Mi madre era hija de una pareja de campesinos. Nació y creció en el campo entre animales, pájaros y flores. Ella nos contó que una mañana, mientras paseaba por el bosque recogiendo ramas caídas para encender el fuego del horno, vio un capullo de gusano colgado de un tallo quebrado. Pensó que sería más seguro para la pobre larva llevarla a casa y adoptarla para su cuidado. Al llegar la puso bajo una lámpara para que le proporcionase calor y la puso bajo una arrimó a una ventana para que el aire no le faltara.
Durante las siguientes horas mi madre permaneció al lado de su protegida esperando el gran momento, Después de una larga espera, que no terminó hasta la mañana siguiente, la jovencita vio cómo el capullo se rasgaba y una patita larga y velluda asomaba desde dentro. Todo era mágico y mi madre nos contaba que tenía la sensación de estar presenciando un milagro, Pero, de repente, el milagro pareció volverse tragedia. La pequeña mariposa parecía no tener la fuerza suficiente para romper el tejido de su cápsula. Por más que hacía fuerza no conseguía salir por la pequeña perforación de su efímera casita. Mi madre no podía quedarse sin hacer nada. Corrió hacia el cuarto de las herramientas y regresó con un par de pinzas delicadas y unas tijeras largas, finas y afiladas que mi abuela usaba en el bordado. Con mucho cuidado, para no tocar el insecto, fue cortando una ventana en el capullo para permitir que la mariposa saliera de su encierro. Después de unos minutos de angustia, la pobre mariposa consiguió dejar atrás su cárcel y caminó tambaleándose hacia la luz de la ventana. Cuenta mi madre que, llena de emoción, abrió la ventana para despedir a la recién llegada, en su vuelo inaugural.

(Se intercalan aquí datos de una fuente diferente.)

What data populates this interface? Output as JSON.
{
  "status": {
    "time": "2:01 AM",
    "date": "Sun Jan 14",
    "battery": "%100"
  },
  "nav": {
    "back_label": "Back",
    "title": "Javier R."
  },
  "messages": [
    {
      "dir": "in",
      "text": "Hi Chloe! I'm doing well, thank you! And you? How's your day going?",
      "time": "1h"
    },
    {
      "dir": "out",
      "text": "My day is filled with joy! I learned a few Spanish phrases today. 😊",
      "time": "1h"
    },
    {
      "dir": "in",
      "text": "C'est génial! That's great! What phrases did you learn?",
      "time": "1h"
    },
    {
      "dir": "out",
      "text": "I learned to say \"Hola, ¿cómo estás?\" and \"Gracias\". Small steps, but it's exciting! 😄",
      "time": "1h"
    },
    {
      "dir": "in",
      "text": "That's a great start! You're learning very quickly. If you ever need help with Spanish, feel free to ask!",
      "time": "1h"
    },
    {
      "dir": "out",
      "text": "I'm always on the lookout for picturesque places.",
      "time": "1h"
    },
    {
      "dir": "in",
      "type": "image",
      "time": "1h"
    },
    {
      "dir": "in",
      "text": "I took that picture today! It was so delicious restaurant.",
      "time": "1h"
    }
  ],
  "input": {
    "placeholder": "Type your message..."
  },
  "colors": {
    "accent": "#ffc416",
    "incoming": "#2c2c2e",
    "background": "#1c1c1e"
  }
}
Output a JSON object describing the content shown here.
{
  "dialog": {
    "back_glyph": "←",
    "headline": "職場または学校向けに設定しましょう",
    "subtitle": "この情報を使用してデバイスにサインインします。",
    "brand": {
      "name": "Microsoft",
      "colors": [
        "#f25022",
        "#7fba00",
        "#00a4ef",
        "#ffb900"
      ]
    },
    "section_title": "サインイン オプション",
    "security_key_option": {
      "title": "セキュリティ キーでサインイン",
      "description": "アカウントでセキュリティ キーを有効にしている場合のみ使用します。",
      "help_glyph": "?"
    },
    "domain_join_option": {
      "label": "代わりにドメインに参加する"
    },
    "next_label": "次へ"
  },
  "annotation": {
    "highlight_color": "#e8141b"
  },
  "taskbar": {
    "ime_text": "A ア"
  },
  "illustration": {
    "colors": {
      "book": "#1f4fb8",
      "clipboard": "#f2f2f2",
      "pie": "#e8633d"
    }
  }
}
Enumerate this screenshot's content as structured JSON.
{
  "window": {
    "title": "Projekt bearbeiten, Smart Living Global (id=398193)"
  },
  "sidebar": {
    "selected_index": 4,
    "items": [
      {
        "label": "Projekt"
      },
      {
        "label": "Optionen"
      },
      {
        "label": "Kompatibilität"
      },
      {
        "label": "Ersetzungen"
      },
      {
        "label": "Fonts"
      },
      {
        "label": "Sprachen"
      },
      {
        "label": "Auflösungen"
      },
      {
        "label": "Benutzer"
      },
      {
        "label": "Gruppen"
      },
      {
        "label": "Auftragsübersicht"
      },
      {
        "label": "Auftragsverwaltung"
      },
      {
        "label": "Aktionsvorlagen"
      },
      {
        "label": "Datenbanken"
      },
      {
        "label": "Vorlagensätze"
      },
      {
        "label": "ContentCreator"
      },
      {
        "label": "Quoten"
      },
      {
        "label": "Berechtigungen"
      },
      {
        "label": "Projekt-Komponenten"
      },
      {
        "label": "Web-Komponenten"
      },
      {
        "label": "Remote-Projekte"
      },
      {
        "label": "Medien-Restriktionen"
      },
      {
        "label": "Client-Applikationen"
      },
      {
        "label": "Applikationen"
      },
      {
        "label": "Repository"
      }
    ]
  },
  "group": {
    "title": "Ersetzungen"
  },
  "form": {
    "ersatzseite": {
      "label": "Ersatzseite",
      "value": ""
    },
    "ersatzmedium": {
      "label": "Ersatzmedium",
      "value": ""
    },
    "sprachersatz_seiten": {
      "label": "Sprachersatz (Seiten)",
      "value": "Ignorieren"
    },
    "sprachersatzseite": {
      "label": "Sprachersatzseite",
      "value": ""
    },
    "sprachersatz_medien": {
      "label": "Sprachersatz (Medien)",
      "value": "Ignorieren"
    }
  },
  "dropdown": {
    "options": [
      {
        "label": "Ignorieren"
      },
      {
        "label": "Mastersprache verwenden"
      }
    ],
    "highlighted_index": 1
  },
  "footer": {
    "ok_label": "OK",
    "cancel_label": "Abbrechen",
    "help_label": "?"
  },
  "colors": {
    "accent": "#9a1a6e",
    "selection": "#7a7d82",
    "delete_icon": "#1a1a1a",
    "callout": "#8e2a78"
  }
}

Sin embargo, la mariposa no salió volando, ni siquiera cuando con la punta de las pinzas la rozó suavemente. Pensó que estaba asustada con su presencia y la dejó junto a la ventana abierta, con la seguridad de que no la encontraría al regresar. Después de jugar toda la tarde, mi madre volvió a su cuarto y encontró junto a la ventana a su mariposa inmóvil, las alitas pegadas al cuerpo y las patitas tiesas hacia el techo. Mi madre siempre nos contaba con qué angustia fue a llevar el insecto a su padre, para contarle todo lo sucedido y preguntarle qué debería haber hecho para ayudarla mejor. Mi abuelo, que al parecer era uno de esos analfabetas que anda por el mundo, le acarició la cabeza y le dijo que no había nada más que debiera haber hecho, que en realidad la mejor ayuda hubiera sido hacer menos y no más.
Las mariposas necesitan de ese enorme esfuerzo que significa romper su prisión para poder vivir, porque durante esos instantes, explicó mi abuelo, el corazón late con muchísima fuerza y la presión que se genera en su primitivo árbol circulatorio inyecta sangre en las alas, que así se expanden y la capacitan para volar. La mariposa que fue ayudada a salir de su caparazón nunca pudo expandir sus alas porque mi madre no la había dejado luchar por su vida. Mi madre siempre nos decía que muchas veces le hubiese gustado allanarnos el camino, pero recordaba a su mariposa y prefería dejarnos inyectar nuestras alas con la fuerza de nuestro propio corazón.